Don’t get me wrong. I’m not disappointed with my life. It has been a journey that I would not trade for the world. But, things are always moving so fast that it is rare that you get a moment to think about the big picture of your life. I am 29, just one year from the ever so crucial turning point of 30. I realize that 30 isn’t really old, but it does mean that your life has begun to settle into a direction and also that other possible directions have now been left behind. For instance, I should probably put my childhood dreams of the NBA behind me. And I probably won’t be an astronaut (turns out that you need to know a lot of math and science to do that). Seriously, it’s not that I was holding out hope for any of these career paths. But, I guess the bigger point is that you spend so much of your life preparing for who you are going to be when you grow up and when you get there you still feel like your preparing for something else. I guess I just figured that there would be a clear ending to the preparation phase and a beginning to the arrival phase. But it turns out you just keep living one day after another, one step at a time, until one morning you wake up and discover a gray hair. All of the sudden, kids begin calling you sir and all of your conversations seem to revolve around the economy and back pain. And you don’t even know when it happened. You just kind of merged into adulthood. I mean, seriously, I have a family. A wife, a son and a daughter on the way. An actual real family. Am I old enough to have a family like that? Sometimes I still feel like I’ll wake up and it will have all been a dream and other times it feels like all of the stuff before this was a dream.
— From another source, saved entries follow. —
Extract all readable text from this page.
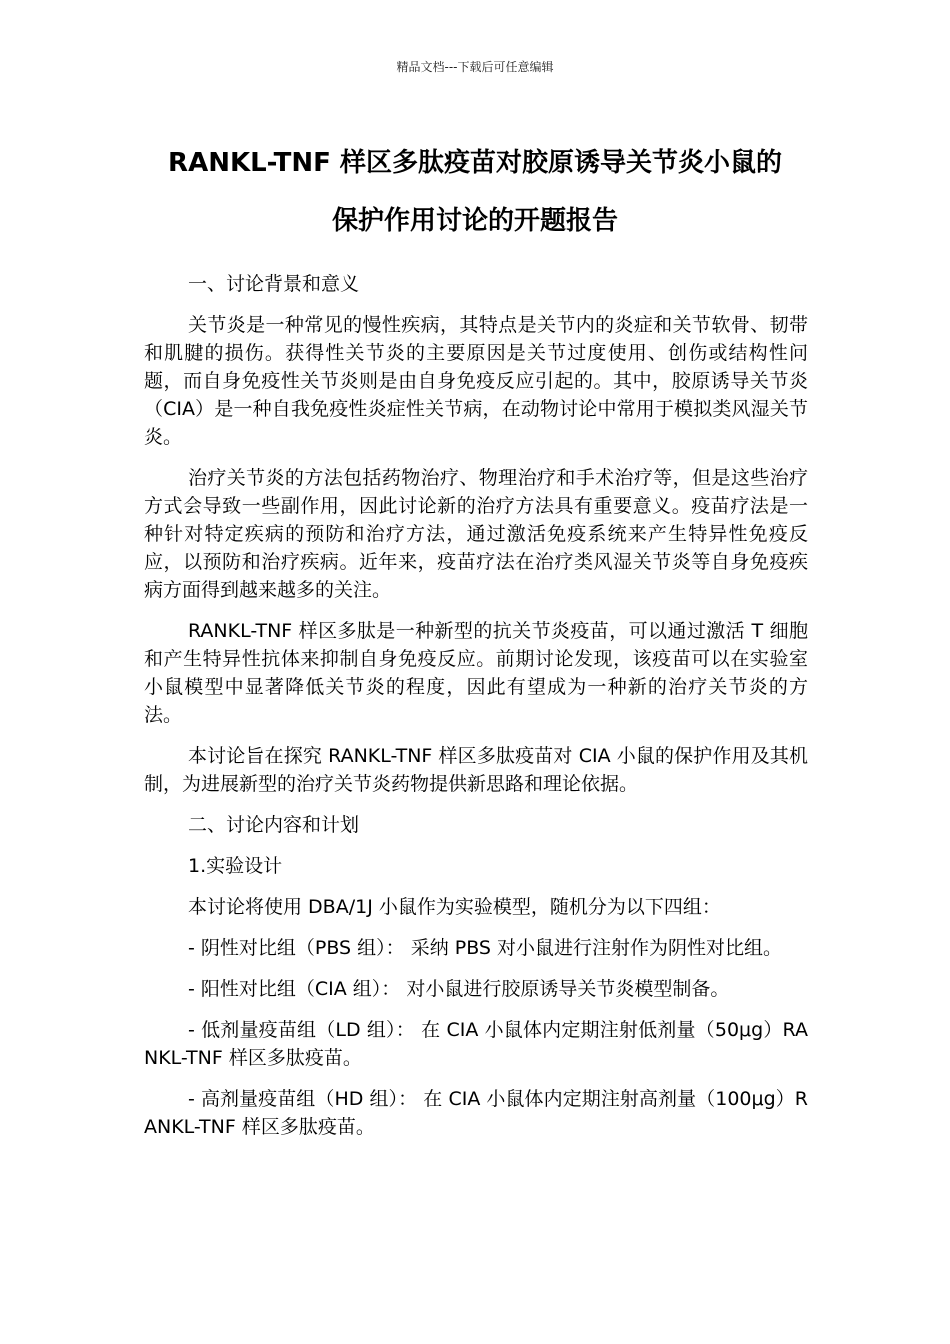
精品文档---下载后可任意编辑
RANKL-TNF 样区多肽疫苗对胶原诱导关节炎小鼠的
保护作用讨论的开题报告

一、讨论背景和意义

关节炎是一种常见的慢性疾病，其特点是关节内的炎症和关节软骨、韧带和肌腱的损伤。获得性关节炎的主要原因是关节过度使用、创伤或结构性问题，而自身免疫性关节炎则是由自身免疫反应引起的。其中，胶原诱导关节炎（CIA）是一种自我免疫性炎症性关节病，在动物讨论中常用于模拟类风湿关节炎。

治疗关节炎的方法包括药物治疗、物理治疗和手术治疗等，但是这些治疗方式会导致一些副作用，因此讨论新的治疗方法具有重要意义。疫苗疗法是一种针对特定疾病的预防和治疗方法，通过激活免疫系统来产生特异性免疫反应，以预防和治疗疾病。近年来，疫苗疗法在治疗类风湿关节炎等自身免疫疾病方面得到越来越多的关注。

RANKL-TNF 样区多肽是一种新型的抗关节炎疫苗，可以通过激活 T 细胞和产生特异性抗体来抑制自身免疫反应。前期讨论发现，该疫苗可以在实验室小鼠模型中显著降低关节炎的程度，因此有望成为一种新的治疗关节炎的方法。

本讨论旨在探究 RANKL-TNF 样区多肽疫苗对 CIA 小鼠的保护作用及其机制，为进展新型的治疗关节炎药物提供新思路和理论依据。

二、讨论内容和计划

1.实验设计

本讨论将使用 DBA/1J 小鼠作为实验模型，随机分为以下四组：

- 阴性对比组（PBS 组）： 采纳 PBS 对小鼠进行注射作为阴性对比组。

- 阳性对比组（CIA 组）： 对小鼠进行胶原诱导关节炎模型制备。

- 低剂量疫苗组（LD 组）： 在 CIA 小鼠体内定期注射低剂量（50μg）RANKL-TNF 样区多肽疫苗。

- 高剂量疫苗组（HD 组）： 在 CIA 小鼠体内定期注射高剂量（100μg）RANKL-TNF 样区多肽疫苗。
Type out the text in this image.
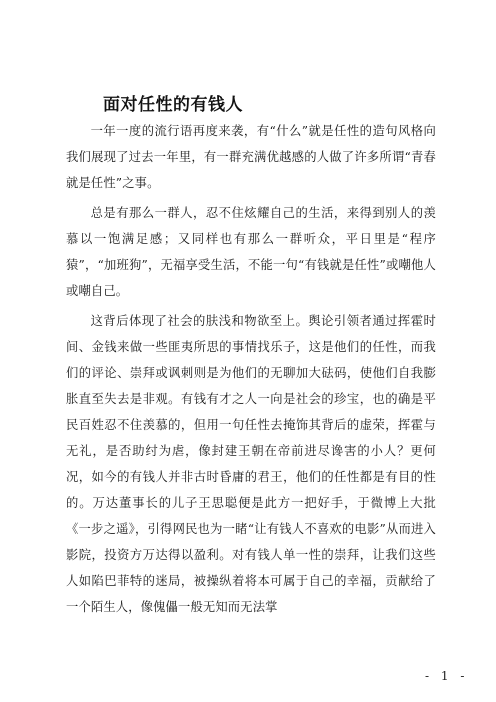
面对任性的有钱人

一年一度的流行语再度来袭，有“什么”就是任性的造句风格向我们展现了过去一年里，有一群充满优越感的人做了许多所谓“青春就是任性”之事。

总是有那么一群人，忍不住炫耀自己的生活，来得到别人的羡慕以一饱满足感；又同样也有那么一群听众，平日里是“程序猿”，“加班狗”，无福享受生活，不能一句“有钱就是任性”或嘲他人或嘲自己。

这背后体现了社会的肤浅和物欲至上。舆论引领者通过挥霍时间、金钱来做一些匪夷所思的事情找乐子，这是他们的任性，而我们的评论、崇拜或讽刺则是为他们的无聊加大砝码，使他们自我膨胀直至失去是非观。有钱有才之人一向是社会的珍宝，也的确是平民百姓忍不住羡慕的，但用一句任性去掩饰其背后的虚荣，挥霍与无礼，是否助纣为虐，像封建王朝在帝前进尽谗害的小人？更何况，如今的有钱人并非古时昏庸的君王，他们的任性都是有目的性的。万达董事长的儿子王思聪便是此方一把好手，于微博上大批《一步之遥》，引得网民也为一睹“让有钱人不喜欢的电影”从而进入影院，投资方万达得以盈利。对有钱人单一性的崇拜，让我们这些人如陷巴菲特的迷局，被操纵着将本可属于自己的幸福，贡献给了一个陌生人，像傀儡一般无知而无法掌

- 1 -
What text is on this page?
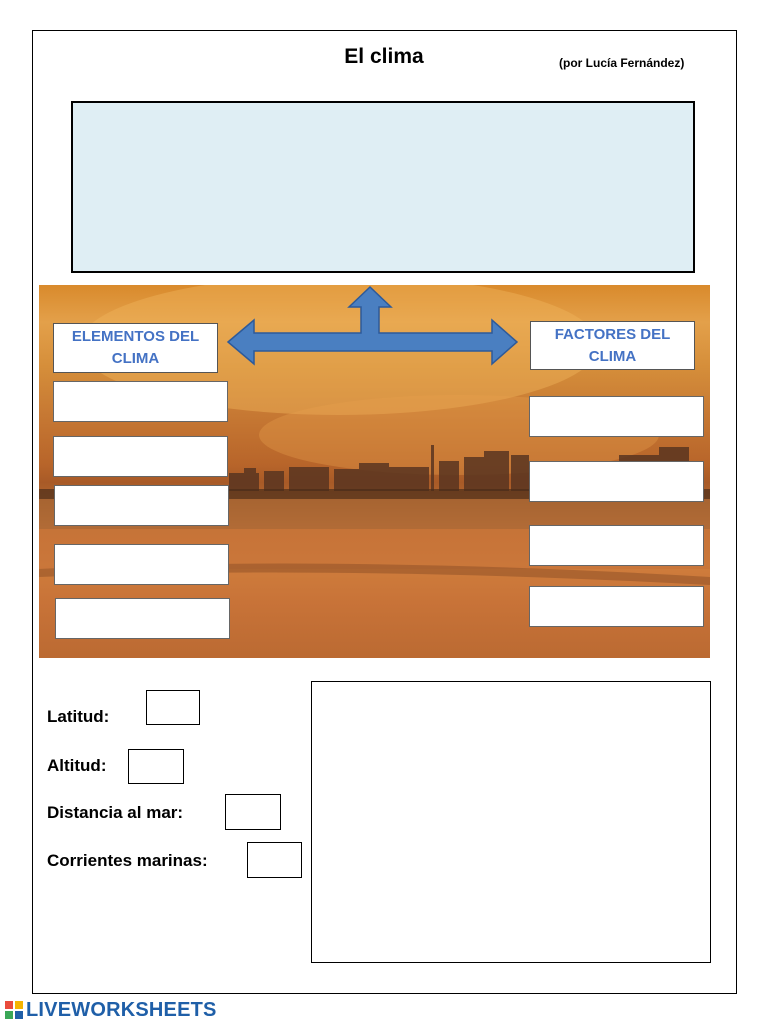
El clima	(por Lucía Fernández)
ELEMENTOS DEL CLIMA
FACTORES DEL CLIMA
Latitud:
Altitud:
Distancia al mar:
Corrientes marinas:
LIVEWORKSHEETS
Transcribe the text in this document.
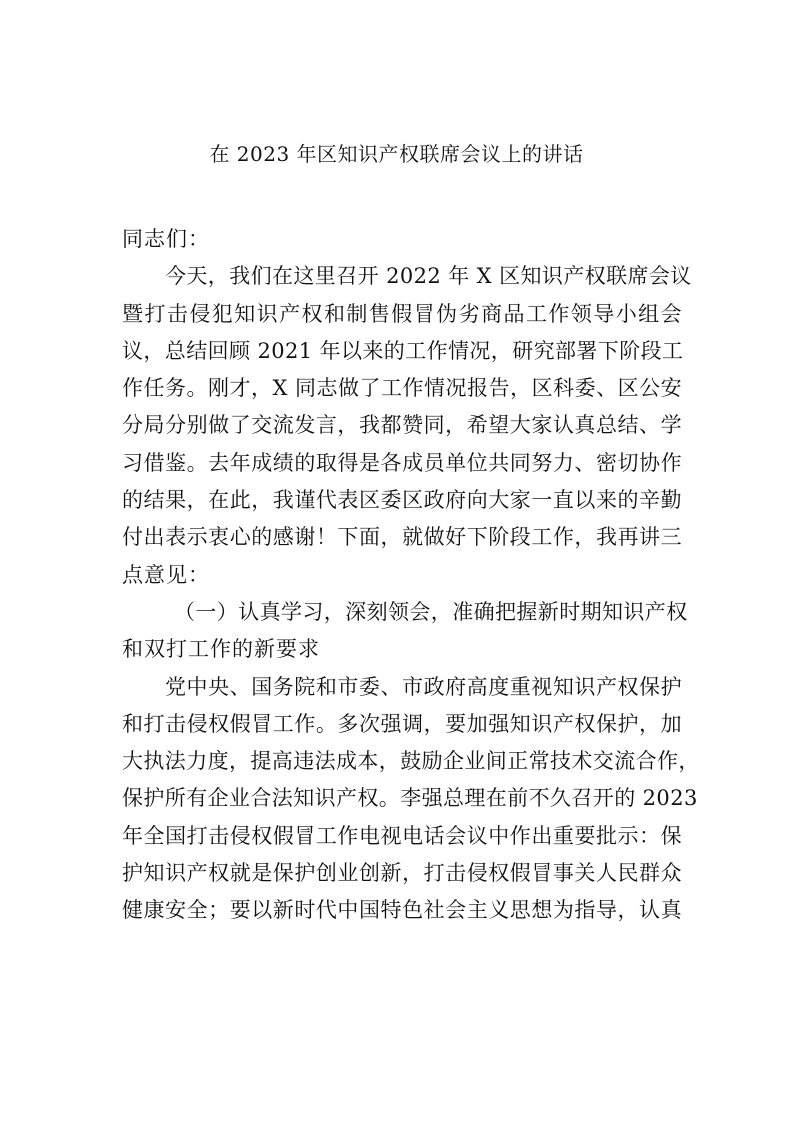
在 2023 年区知识产权联席会议上的讲话
同志们：
今天，我们在这里召开 2022 年 X 区知识产权联席会议
暨打击侵犯知识产权和制售假冒伪劣商品工作领导小组会
议，总结回顾 2021 年以来的工作情况，研究部署下阶段工
作任务。刚才，X 同志做了工作情况报告，区科委、区公安
分局分别做了交流发言，我都赞同，希望大家认真总结、学
习借鉴。去年成绩的取得是各成员单位共同努力、密切协作
的结果，在此，我谨代表区委区政府向大家一直以来的辛勤
付出表示衷心的感谢！下面，就做好下阶段工作，我再讲三
点意见：
（一）认真学习，深刻领会，准确把握新时期知识产权
和双打工作的新要求
党中央、国务院和市委、市政府高度重视知识产权保护
和打击侵权假冒工作。多次强调，要加强知识产权保护，加
大执法力度，提高违法成本，鼓励企业间正常技术交流合作，
保护所有企业合法知识产权。李强总理在前不久召开的 2023
年全国打击侵权假冒工作电视电话会议中作出重要批示：保
护知识产权就是保护创业创新，打击侵权假冒事关人民群众
健康安全；要以新时代中国特色社会主义思想为指导，认真
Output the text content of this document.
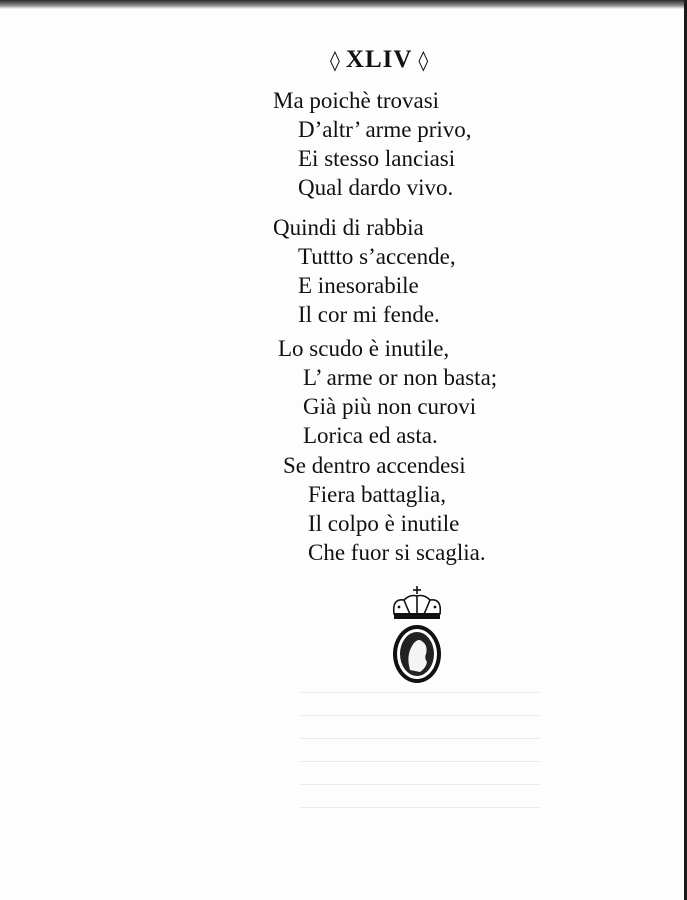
◊ XLIV ◊
Ma poichè trovasi
D’altr’ arme privo,
Ei stesso lanciasi
Qual dardo vivo.
Quindi di rabbia
Tuttto s’accende,
E inesorabile
Il cor mi fende.
Lo scudo è inutile,
L’ arme or non basta;
Già più non curovi
Lorica ed asta.
Se dentro accendesi
Fiera battaglia,
Il colpo è inutile
Che fuor si scaglia.
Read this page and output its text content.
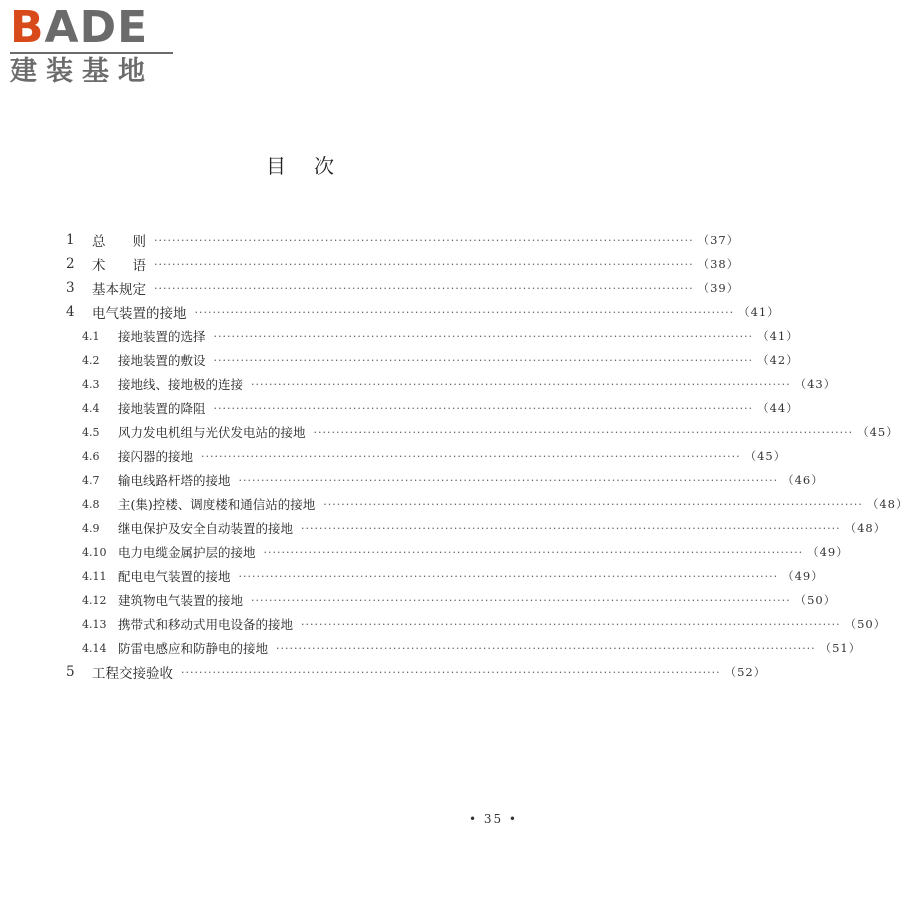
BADE
建装基地
目次
1	总　　则 ························································································································ （37）
2	术　　语 ························································································································ （38）
3	基本规定 ························································································································ （39）
4	电气装置的接地 ························································································································ （41）
4.1	接地装置的选择 ························································································································ （41）
4.2	接地装置的敷设 ························································································································ （42）
4.3	接地线、接地极的连接 ························································································································ （43）
4.4	接地装置的降阻 ························································································································ （44）
4.5	风力发电机组与光伏发电站的接地 ························································································································ （45）
4.6	接闪器的接地 ························································································································ （45）
4.7	输电线路杆塔的接地 ························································································································ （46）
4.8	主(集)控楼、调度楼和通信站的接地 ························································································································ （48）
4.9	继电保护及安全自动装置的接地 ························································································································ （48）
4.10 电力电缆金属护层的接地 ························································································································ （49）
4.11 配电电气装置的接地 ························································································································ （49）
4.12 建筑物电气装置的接地 ························································································································ （50）
4.13 携带式和移动式用电设备的接地 ························································································································ （50）
4.14 防雷电感应和防静电的接地 ························································································································ （51）
5	工程交接验收 ························································································································ （52）
• 35 •
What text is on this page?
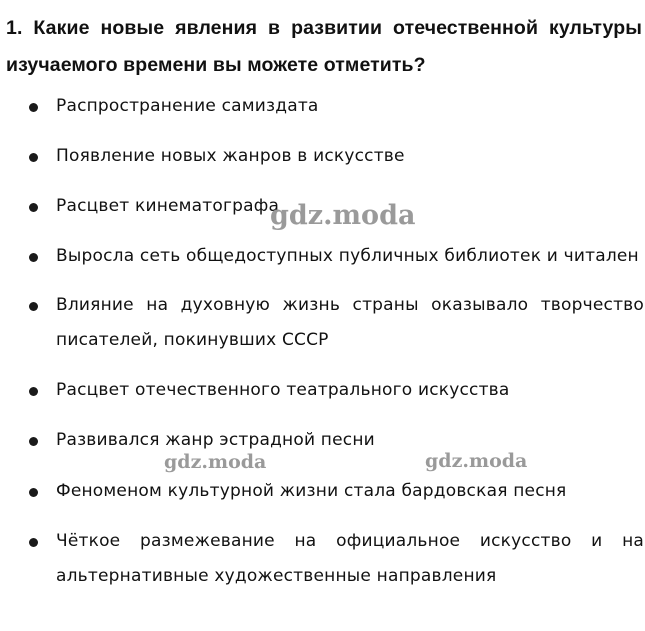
1. Какие новые явления в развитии отечественной культуры изучаемого времени вы можете отметить?
Распространение самиздата
Появление новых жанров в искусстве
Расцвет кинематографа
Выросла сеть общедоступных публичных библиотек и читален
Влияние на духовную жизнь страны оказывало творчество писателей, покинувших СССР
Расцвет отечественного театрального искусства
Развивался жанр эстрадной песни
Феноменом культурной жизни стала бардовская песня
Чёткое размежевание на официальное искусство и на альтернативные художественные направления
gdz.moda
gdz.moda	gdz.moda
I feel the same way. I see the wrinkles on my forehead that are not just there when I make an expression. They live there. Can that be right? Can I be turning 32? I remember when MY MOM turned 32. This can’t possibly be happening to me. And, I don’t even have kids yet. I keep thinking that will be the point that I “merge.” But, you give me doubts about even that.
Has anyone told you you write like Francis Chan? I’m reading “Crazy Love” right now, and his ability to point-blank call out our lazy patterns of life, yet not seem hostile – reminds me of this blog.
Thanks for the compliment, Dana. Chan is an amazing writer and speaker. I would love be, just half, as compelling as he is.
Seriously!! We have 4 kids… and we’re buying a minivan!!! I’m not disappointed, either, but it does seem like it happened overnight!